Jurgen Klopp was faced with a selection dilemma before his new-look Liverpool side faced Wolves in Saturday’s early kick-off, and any reporter who appeared ready to question the Reds boss on the matter was set to get both barrels.
In his pre-match press conference Klopp had vented at reporters who noted his disdain for playing early Premier League matches immediatedly off the back of an international break, in which his players have been featuring all around the world.
Klopp had a contingent of South American stars, including Alexis Mac Allister, Luis Diaz and Darwin Nunez, who were all engaged in midweek action on the other side of the globe. Their respective returns to the Liverpool camp had hardly afforded so much as one full training session before the Wolves fixture.
Liverpool faced the prospect of a mishaped starting XI as a result – which made it all the more strange when Klopp tossed Mac Allister straight back into the action in the high pressure No.6 position in defensive midfield.
The flexibility of the Argentina star means such a tactical tweak will always be possible for Klopp, though many fans and pundits alike were left asking the same question; what has happened to new signing Wataru Endo?
The Japan international is a specialist defensive midfield anchor and hones his craft in breaking up play and winning back the ball in deep areas. While he was also on national duty for his country during the break – which included a highly impressive victory over Germany – Endo was absent from the starting places at Molineux.
In his place, Mac Allister started and generally struggled with the pace set by Wolves. The former Brighton man did not look entirely comfortable, and picked up an early yellow card for pulling back Matheus Cunha before being subsituted at half time.
And yet, Endo was still nowhere to be seen. Klopp shuffled the pack with Liverpool trailing 1-0, and opted to bring on Luis Diaz, along with Nunez and youngster Harvey Elliott. The Japan veteran remained on the bench and played no part in the fixture.
And so, the burning question is – why? Klopp spoke so highly of the surprise signing when he was brought in from Stuttgart this summer. Club cameras captured the first conversation between player and coach, in which Klopp could be heard telling Endo: “We need you, we really need your skills. We have a great squad here.”
Endo has naturally felt the love since arriving from England, but game time has thus far been limited. To clarity the situation he is currently in, Endo only has to look as far as the man he replaced in the Reds midfield – Fabinho.

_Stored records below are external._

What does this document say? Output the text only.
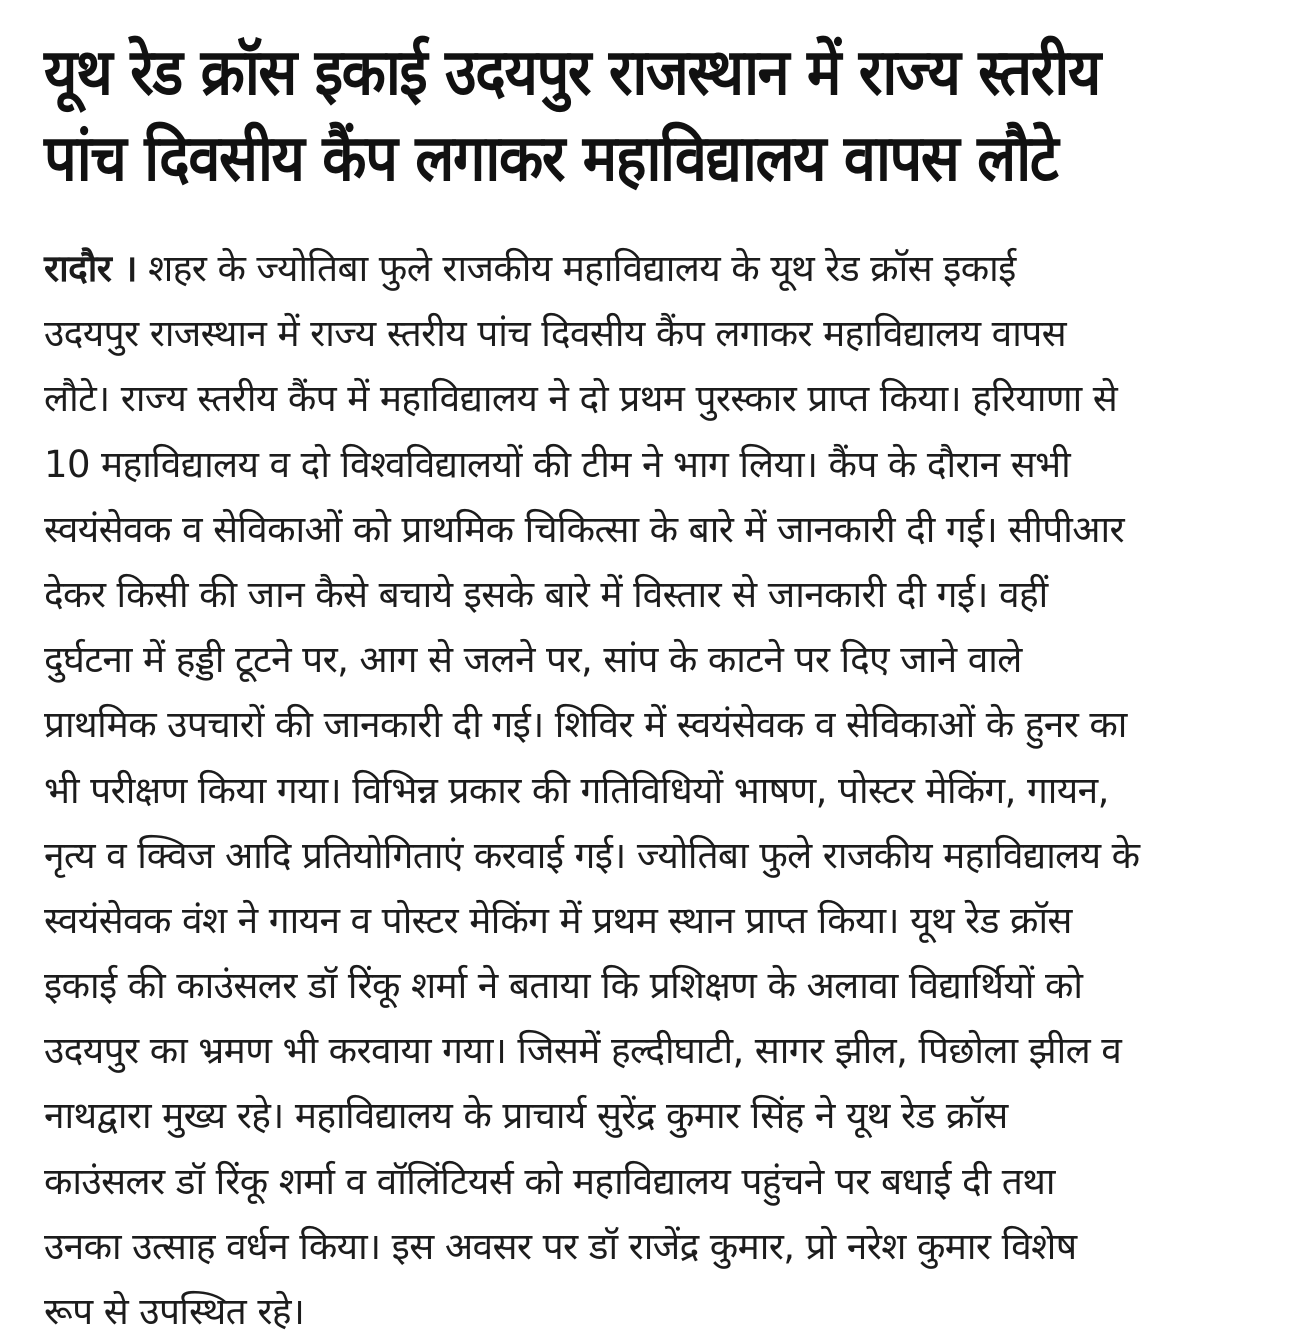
यूथ रेड क्रॉस इकाई उदयपुर राजस्थान में राज्य स्तरीय
पांच दिवसीय कैंप लगाकर महाविद्यालय वापस लौटे
रादौर । शहर के ज्योतिबा फुले राजकीय महाविद्यालय के यूथ रेड क्रॉस इकाई
उदयपुर राजस्थान में राज्य स्तरीय पांच दिवसीय कैंप लगाकर महाविद्यालय वापस
लौटे। राज्य स्तरीय कैंप में महाविद्यालय ने दो प्रथम पुरस्कार प्राप्त किया। हरियाणा से
10 महाविद्यालय व दो विश्वविद्यालयों की टीम ने भाग लिया। कैंप के दौरान सभी
स्वयंसेवक व सेविकाओं को प्राथमिक चिकित्सा के बारे में जानकारी दी गई। सीपीआर
देकर किसी की जान कैसे बचाये इसके बारे में विस्तार से जानकारी दी गई। वहीं
दुर्घटना में हड्डी टूटने पर, आग से जलने पर, सांप के काटने पर दिए जाने वाले
प्राथमिक उपचारों की जानकारी दी गई। शिविर में स्वयंसेवक व सेविकाओं के हुनर का
भी परीक्षण किया गया। विभिन्न प्रकार की गतिविधियों भाषण, पोस्टर मेकिंग, गायन,
नृत्य व क्विज आदि प्रतियोगिताएं करवाई गई। ज्योतिबा फुले राजकीय महाविद्यालय के
स्वयंसेवक वंश ने गायन व पोस्टर मेकिंग में प्रथम स्थान प्राप्त किया। यूथ रेड क्रॉस
इकाई की काउंसलर डॉ रिंकू शर्मा ने बताया कि प्रशिक्षण के अलावा विद्यार्थियों को
उदयपुर का भ्रमण भी करवाया गया। जिसमें हल्दीघाटी, सागर झील, पिछोला झील व
नाथद्वारा मुख्य रहे। महाविद्यालय के प्राचार्य सुरेंद्र कुमार सिंह ने यूथ रेड क्रॉस
काउंसलर डॉ रिंकू शर्मा व वॉलिंटियर्स को महाविद्यालय पहुंचने पर बधाई दी तथा
उनका उत्साह वर्धन किया। इस अवसर पर डॉ राजेंद्र कुमार, प्रो नरेश कुमार विशेष
रूप से उपस्थित रहे।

After signing from Monaco for big money in 2018, Fabinho was hardly seen by Liverpool fans for several weeks.
Klopp and his coaching staff opted to hand the Brazilian little glimmers of game time via substitute appearances, but such responsibility would stretch no further.

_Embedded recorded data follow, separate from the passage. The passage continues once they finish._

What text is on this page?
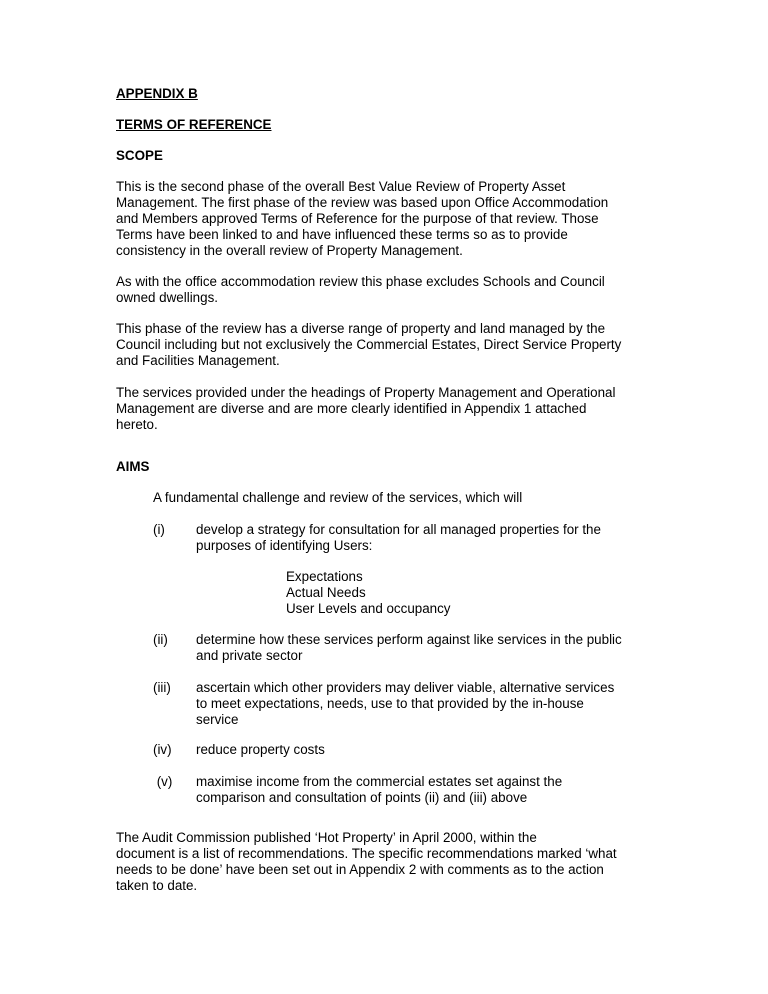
APPENDIX B

TERMS OF REFERENCE

SCOPE

This is the second phase of the overall Best Value Review of Property Asset
Management. The first phase of the review was based upon Office Accommodation
and Members approved Terms of Reference for the purpose of that review. Those
Terms have been linked to and have influenced these terms so as to provide
consistency in the overall review of Property Management.

As with the office accommodation review this phase excludes Schools and Council
owned dwellings.

This phase of the review has a diverse range of property and land managed by the
Council including but not exclusively the Commercial Estates, Direct Service Property
and Facilities Management.

The services provided under the headings of Property Management and Operational
Management are diverse and are more clearly identified in Appendix 1 attached
hereto.

AIMS

A fundamental challenge and review of the services, which will

(i) develop a strategy for consultation for all managed properties for the
purposes of identifying Users:
Expectations
Actual Needs
User Levels and occupancy
(ii) determine how these services perform against like services in the public
and private sector
(iii) ascertain which other providers may deliver viable, alternative services
to meet expectations, needs, use to that provided by the in-house
service
(iv) reduce property costs
(v) maximise income from the commercial estates set against the
comparison and consultation of points (ii) and (iii) above

The Audit Commission published ‘Hot Property’ in April 2000, within the
document is a list of recommendations. The specific recommendations marked ‘what
needs to be done’ have been set out in Appendix 2 with comments as to the action
taken to date.
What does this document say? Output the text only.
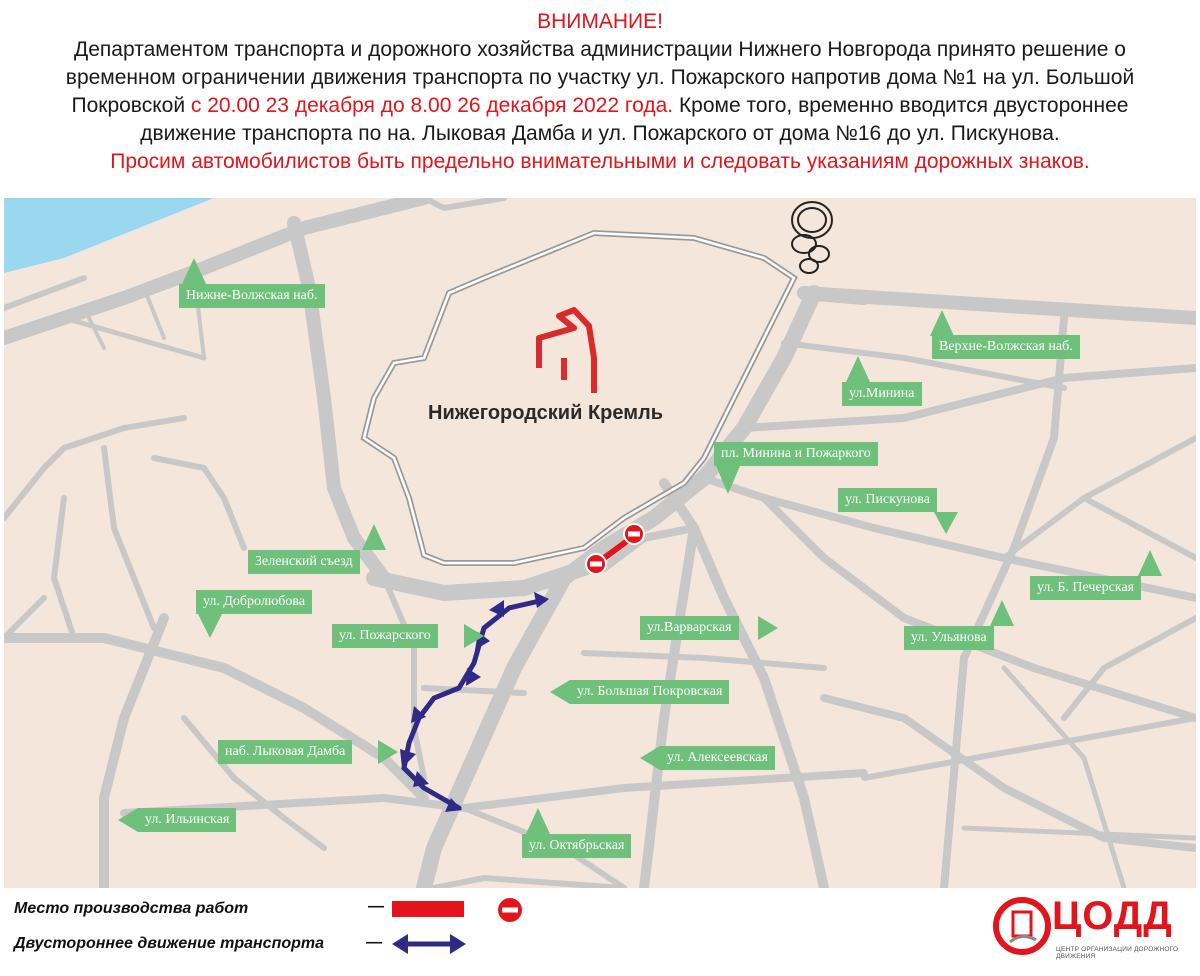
ВНИМАНИЕ!
Департаментом транспорта и дорожного хозяйства администрации Нижнего Новгорода принято решение о
временном ограничении движения транспорта по участку ул. Пожарского напротив дома №1 на ул. Большой
Покровской с 20.00 23 декабря до 8.00 26 декабря 2022 года. Кроме того, временно вводится двустороннее
движение транспорта по на. Лыковая Дамба и ул. Пожарского от дома №16 до ул. Пискунова.
Просим автомобилистов быть предельно внимательными и следовать указаниям дорожных знаков.
Нижегородский Кремль
Нижне-Волжская наб.
Верхне-Волжская наб.
ул.Минина
пл. Минина и Пожаркого
ул. Пискунова
ул. Б. Печерская
ул. Ульянова
Зеленский съезд
ул. Добролюбова
ул. Пожарского
ул.Варварская
ул. Большая Покровская
наб. Лыковая Дамба	ул. Алексеевская
ул. Ильинская
ул. Октябрьская
Место производства работ	—
Двустороннее движение транспорта	—
ЦОДД
ЦЕНТР ОРГАНИЗАЦИИ ДОРОЖНОГО ДВИЖЕНИЯ
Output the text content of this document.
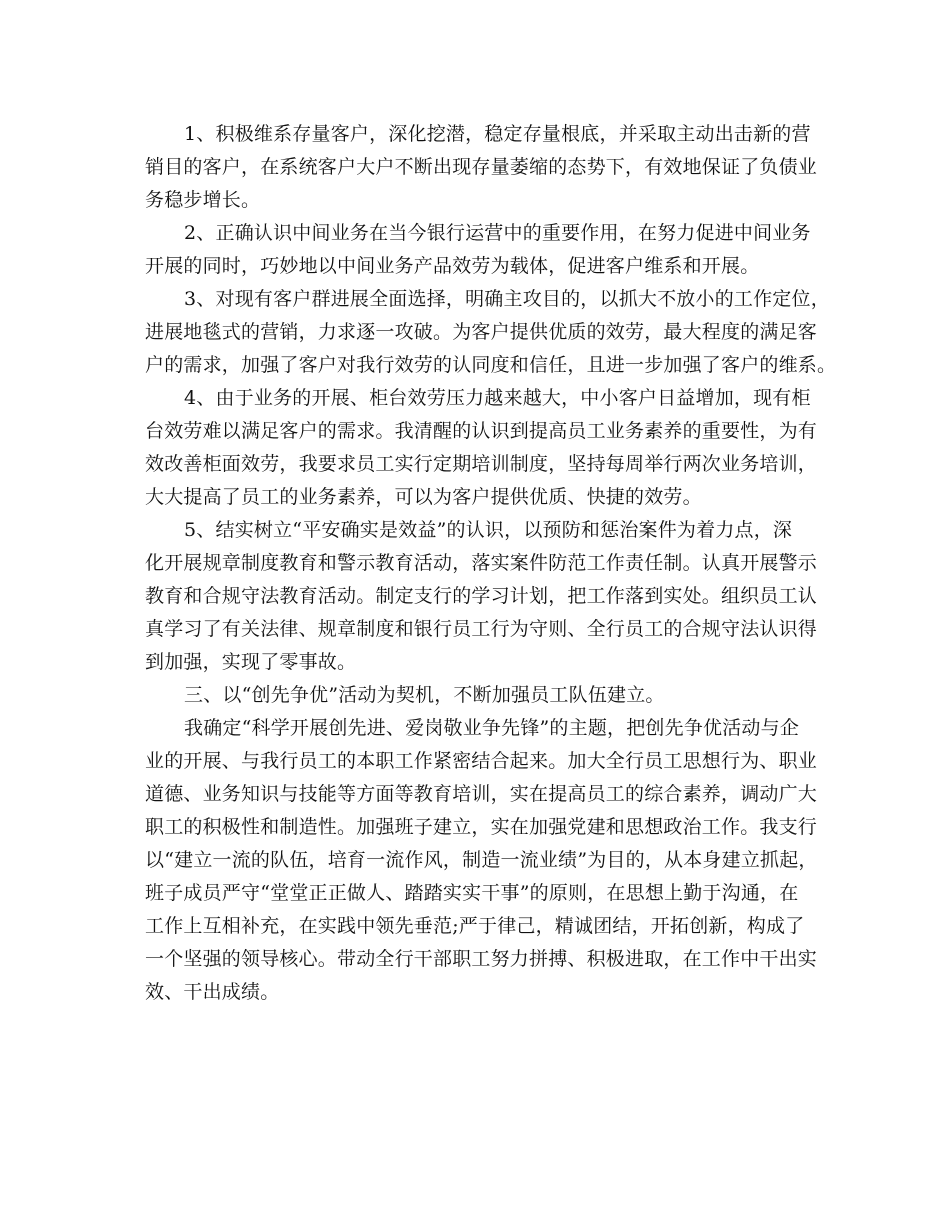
1、积极维系存量客户，深化挖潜，稳定存量根底，并采取主动出击新的营
销目的客户，在系统客户大户不断出现存量萎缩的态势下，有效地保证了负债业
务稳步增长。
2、正确认识中间业务在当今银行运营中的重要作用，在努力促进中间业务
开展的同时，巧妙地以中间业务产品效劳为载体，促进客户维系和开展。
3、对现有客户群进展全面选择，明确主攻目的，以抓大不放小的工作定位，
进展地毯式的营销，力求逐一攻破。为客户提供优质的效劳，最大程度的满足客
户的需求，加强了客户对我行效劳的认同度和信任，且进一步加强了客户的维系。
4、由于业务的开展、柜台效劳压力越来越大，中小客户日益增加，现有柜
台效劳难以满足客户的需求。我清醒的认识到提高员工业务素养的重要性，为有
效改善柜面效劳，我要求员工实行定期培训制度，坚持每周举行两次业务培训，
大大提高了员工的业务素养，可以为客户提供优质、快捷的效劳。
5、结实树立“平安确实是效益”的认识，以预防和惩治案件为着力点，深
化开展规章制度教育和警示教育活动，落实案件防范工作责任制。认真开展警示
教育和合规守法教育活动。制定支行的学习计划，把工作落到实处。组织员工认
真学习了有关法律、规章制度和银行员工行为守则、全行员工的合规守法认识得
到加强，实现了零事故。
三、以“创先争优”活动为契机，不断加强员工队伍建立。
我确定“科学开展创先进、爱岗敬业争先锋”的主题，把创先争优活动与企
业的开展、与我行员工的本职工作紧密结合起来。加大全行员工思想行为、职业
道德、业务知识与技能等方面等教育培训，实在提高员工的综合素养，调动广大
职工的积极性和制造性。加强班子建立，实在加强党建和思想政治工作。我支行
以“建立一流的队伍，培育一流作风，制造一流业绩”为目的，从本身建立抓起，
班子成员严守“堂堂正正做人、踏踏实实干事”的原则，在思想上勤于沟通，在
工作上互相补充，在实践中领先垂范;严于律己，精诚团结，开拓创新，构成了
一个坚强的领导核心。带动全行干部职工努力拼搏、积极进取，在工作中干出实
效、干出成绩。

Instead, Fabinho was tasked with studying the Liverpool system and formation in forensic detail, learning his way into the side and acknowledging his exact role within the machine.
For Endo, this well-versed Klopp introduction style appears to be happening once again.
The Liverpool manager knows the Japan star, aged 30, has plenty of experience under his belt. Yet also little time to improve. The summer signing needs to get things right from the off, and so the slow-easing ‘Fabinho treatment’ is being deployed once more.
For any critics who may grow restless, the progress of the Brazilian is evidence enough to prove there is method to the madness. For a spell Fabinho became the most influential defensive midfielder in Premier League and world football, with heaps of silverware following as a result.
Today’s team is a vastly altered one for Klopp, but he is hoping very similar outcomes will soon follow.